Activists projected a hologram video at TD Bank's Bay Street HQ on Friday morning to protest the group's financing of Kinder Morgan’s Trans Mountain Expansion pipeline.

Greenpeace took their activism to the bank early on Friday, with a video message demanding TD cease its financing of Kinder Morgan’s Trans Mountain Expansion Pipeline projected onto the bank's Bay Street HQ.

The 15-foot video hologram saw Indigenous land defenders from the area that would be affected by the pipeline urging TD against helping to fund the project, and asking it to “respect their existence, or expect their resistance.” TD is one of many major financial institutions behind the controversial proposal.

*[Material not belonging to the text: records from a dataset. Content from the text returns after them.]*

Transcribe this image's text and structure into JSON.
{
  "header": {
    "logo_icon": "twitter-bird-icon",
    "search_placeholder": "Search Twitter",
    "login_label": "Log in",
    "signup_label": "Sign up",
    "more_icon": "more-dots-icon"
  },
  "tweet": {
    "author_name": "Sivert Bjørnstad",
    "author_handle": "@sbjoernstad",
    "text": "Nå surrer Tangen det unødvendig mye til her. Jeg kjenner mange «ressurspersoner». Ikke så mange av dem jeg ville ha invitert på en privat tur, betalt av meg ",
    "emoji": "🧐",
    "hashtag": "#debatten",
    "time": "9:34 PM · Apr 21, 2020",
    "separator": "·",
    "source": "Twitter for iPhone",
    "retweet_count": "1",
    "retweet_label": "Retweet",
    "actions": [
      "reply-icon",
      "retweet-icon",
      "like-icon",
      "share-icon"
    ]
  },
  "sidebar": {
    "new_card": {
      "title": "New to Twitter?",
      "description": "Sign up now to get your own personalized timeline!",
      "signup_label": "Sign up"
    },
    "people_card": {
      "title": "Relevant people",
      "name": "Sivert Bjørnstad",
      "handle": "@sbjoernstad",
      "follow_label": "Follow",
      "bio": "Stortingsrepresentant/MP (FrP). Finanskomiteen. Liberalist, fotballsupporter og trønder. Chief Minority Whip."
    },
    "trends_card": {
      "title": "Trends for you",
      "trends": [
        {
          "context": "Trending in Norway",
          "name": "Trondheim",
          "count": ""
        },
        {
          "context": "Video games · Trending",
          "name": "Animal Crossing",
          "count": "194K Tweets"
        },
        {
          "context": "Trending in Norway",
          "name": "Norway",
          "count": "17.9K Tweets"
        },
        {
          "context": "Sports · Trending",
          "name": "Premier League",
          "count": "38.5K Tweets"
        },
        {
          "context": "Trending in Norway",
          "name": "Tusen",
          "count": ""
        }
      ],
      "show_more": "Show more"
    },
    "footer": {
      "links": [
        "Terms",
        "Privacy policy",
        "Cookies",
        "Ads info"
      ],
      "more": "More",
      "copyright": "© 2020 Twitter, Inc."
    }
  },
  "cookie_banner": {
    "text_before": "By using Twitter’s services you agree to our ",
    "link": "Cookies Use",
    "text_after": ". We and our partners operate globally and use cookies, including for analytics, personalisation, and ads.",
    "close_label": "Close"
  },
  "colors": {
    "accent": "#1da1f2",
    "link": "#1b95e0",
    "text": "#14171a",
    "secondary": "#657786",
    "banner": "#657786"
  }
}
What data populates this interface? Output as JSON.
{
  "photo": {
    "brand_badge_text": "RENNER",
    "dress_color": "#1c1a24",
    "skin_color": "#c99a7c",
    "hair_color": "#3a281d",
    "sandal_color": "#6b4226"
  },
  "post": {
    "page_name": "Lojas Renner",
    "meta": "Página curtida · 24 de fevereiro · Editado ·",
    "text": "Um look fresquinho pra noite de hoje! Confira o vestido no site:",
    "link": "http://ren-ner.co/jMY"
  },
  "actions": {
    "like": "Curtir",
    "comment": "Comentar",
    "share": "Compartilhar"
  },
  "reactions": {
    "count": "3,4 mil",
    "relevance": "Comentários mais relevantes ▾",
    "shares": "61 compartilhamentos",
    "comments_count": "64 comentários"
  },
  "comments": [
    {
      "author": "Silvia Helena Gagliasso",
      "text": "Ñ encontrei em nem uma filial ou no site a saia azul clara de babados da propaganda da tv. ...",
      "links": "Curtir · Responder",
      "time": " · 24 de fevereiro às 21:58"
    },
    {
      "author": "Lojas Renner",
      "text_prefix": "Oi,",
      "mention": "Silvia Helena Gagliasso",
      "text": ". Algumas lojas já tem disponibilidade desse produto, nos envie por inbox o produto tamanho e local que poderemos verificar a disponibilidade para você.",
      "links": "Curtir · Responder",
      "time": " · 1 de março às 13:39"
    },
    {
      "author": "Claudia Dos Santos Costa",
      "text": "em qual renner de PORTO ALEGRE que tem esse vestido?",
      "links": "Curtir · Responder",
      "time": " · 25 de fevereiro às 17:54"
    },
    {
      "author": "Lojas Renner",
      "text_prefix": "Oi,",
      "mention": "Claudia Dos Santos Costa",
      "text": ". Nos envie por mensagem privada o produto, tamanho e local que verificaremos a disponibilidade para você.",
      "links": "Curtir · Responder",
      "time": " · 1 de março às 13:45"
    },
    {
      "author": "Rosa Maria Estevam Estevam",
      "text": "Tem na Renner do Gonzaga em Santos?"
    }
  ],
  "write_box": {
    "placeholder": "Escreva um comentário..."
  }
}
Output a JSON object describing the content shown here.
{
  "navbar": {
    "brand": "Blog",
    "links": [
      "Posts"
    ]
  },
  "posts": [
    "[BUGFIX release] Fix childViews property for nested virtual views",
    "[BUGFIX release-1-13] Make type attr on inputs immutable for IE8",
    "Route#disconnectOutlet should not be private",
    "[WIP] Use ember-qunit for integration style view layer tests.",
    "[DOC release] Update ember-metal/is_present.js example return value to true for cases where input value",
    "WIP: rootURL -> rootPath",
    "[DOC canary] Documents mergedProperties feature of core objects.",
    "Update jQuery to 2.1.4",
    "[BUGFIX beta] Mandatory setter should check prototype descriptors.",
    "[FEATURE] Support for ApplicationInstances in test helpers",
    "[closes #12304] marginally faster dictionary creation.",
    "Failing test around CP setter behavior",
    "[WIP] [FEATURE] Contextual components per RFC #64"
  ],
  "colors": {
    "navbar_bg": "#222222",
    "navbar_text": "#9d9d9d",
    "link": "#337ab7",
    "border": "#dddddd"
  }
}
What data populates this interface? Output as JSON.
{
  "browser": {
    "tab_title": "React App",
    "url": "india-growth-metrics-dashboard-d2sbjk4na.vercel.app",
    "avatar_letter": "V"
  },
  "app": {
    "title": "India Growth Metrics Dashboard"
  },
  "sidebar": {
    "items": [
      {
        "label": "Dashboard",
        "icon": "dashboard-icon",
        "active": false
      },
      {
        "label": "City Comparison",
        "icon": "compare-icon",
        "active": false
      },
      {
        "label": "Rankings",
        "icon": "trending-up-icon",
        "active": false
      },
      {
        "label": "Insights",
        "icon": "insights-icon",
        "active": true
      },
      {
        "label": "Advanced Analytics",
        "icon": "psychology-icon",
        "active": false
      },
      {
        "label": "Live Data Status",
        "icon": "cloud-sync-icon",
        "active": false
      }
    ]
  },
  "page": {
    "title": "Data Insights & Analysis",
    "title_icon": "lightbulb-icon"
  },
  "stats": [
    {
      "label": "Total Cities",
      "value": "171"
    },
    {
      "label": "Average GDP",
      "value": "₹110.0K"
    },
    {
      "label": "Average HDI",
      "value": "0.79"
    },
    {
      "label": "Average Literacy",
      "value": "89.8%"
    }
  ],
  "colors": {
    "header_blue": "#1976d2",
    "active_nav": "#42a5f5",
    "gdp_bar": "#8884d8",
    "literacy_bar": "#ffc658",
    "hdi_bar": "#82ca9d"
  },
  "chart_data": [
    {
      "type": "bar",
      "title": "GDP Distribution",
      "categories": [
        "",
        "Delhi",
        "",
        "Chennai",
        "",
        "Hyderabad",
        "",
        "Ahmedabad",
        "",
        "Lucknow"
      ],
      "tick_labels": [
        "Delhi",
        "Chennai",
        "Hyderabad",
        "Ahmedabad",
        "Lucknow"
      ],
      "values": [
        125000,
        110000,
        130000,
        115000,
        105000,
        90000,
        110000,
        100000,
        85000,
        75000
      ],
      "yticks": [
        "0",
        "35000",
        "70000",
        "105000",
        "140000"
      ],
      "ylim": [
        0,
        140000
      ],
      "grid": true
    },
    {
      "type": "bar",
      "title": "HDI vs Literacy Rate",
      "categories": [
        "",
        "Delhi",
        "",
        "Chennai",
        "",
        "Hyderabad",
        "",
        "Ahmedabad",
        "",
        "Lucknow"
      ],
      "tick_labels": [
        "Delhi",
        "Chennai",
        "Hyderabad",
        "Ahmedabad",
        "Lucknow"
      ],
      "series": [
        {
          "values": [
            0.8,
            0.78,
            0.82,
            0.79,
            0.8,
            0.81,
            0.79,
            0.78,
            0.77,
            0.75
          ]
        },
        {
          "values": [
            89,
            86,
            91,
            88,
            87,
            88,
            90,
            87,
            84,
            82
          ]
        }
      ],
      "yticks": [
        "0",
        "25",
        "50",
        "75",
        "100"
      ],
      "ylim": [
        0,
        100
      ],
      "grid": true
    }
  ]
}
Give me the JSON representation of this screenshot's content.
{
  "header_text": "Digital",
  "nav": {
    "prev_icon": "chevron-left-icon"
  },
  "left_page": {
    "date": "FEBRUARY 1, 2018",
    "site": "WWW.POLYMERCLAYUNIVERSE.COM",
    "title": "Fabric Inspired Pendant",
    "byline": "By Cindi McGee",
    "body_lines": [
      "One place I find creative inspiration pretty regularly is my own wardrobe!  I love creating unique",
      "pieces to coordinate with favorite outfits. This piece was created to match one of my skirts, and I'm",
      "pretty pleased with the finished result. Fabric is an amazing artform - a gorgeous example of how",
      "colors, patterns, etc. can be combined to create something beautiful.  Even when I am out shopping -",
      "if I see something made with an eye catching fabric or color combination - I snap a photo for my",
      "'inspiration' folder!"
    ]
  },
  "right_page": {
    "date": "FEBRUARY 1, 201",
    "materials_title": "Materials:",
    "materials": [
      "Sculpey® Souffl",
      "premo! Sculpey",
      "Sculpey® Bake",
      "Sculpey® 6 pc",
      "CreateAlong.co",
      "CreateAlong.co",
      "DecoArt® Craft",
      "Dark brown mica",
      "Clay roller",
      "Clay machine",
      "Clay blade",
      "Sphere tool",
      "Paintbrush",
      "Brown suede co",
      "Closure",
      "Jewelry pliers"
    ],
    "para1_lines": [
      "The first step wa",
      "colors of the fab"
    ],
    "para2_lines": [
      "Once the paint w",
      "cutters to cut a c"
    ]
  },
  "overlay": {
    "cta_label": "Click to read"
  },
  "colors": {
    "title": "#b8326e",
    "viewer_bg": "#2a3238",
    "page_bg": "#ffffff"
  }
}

Activists say the pipeline carrying tar sands oil between Edmonton, Alta. and Burnaby, B.C. would contravene the United Nations Declaration on the Rights of Indigenous Peoples, threatening water supplies and sensitive habitats.

On Thursday TransCanada’s Keystone pipeline spilled some 210,000 gallons of oil onto South Dakota farmland.

“We see you TD,” the land defenders said in the video. “You’re bankrolling the very pipeline I am standing up against.

“Walk the talk on your policies and invest in readily available, clean energy. You have the opportunity to do right by Indigenous communities and the world. Get on the right side of history.”

Activists also entered a TD branch at the HQ Friday to try to deliver a petition on the matter. The group previously protested at TD's AGM in March. TD did not immediately respond to a request for comment.

Greenpeace recently published a report, In the Pipeline, outlining what it feels are the financial and reputational risks posed to financial firms that back pipeline expansions such as the Trans Mountain, TransCanada’s Keystone XL and Enbridge’s Line 3.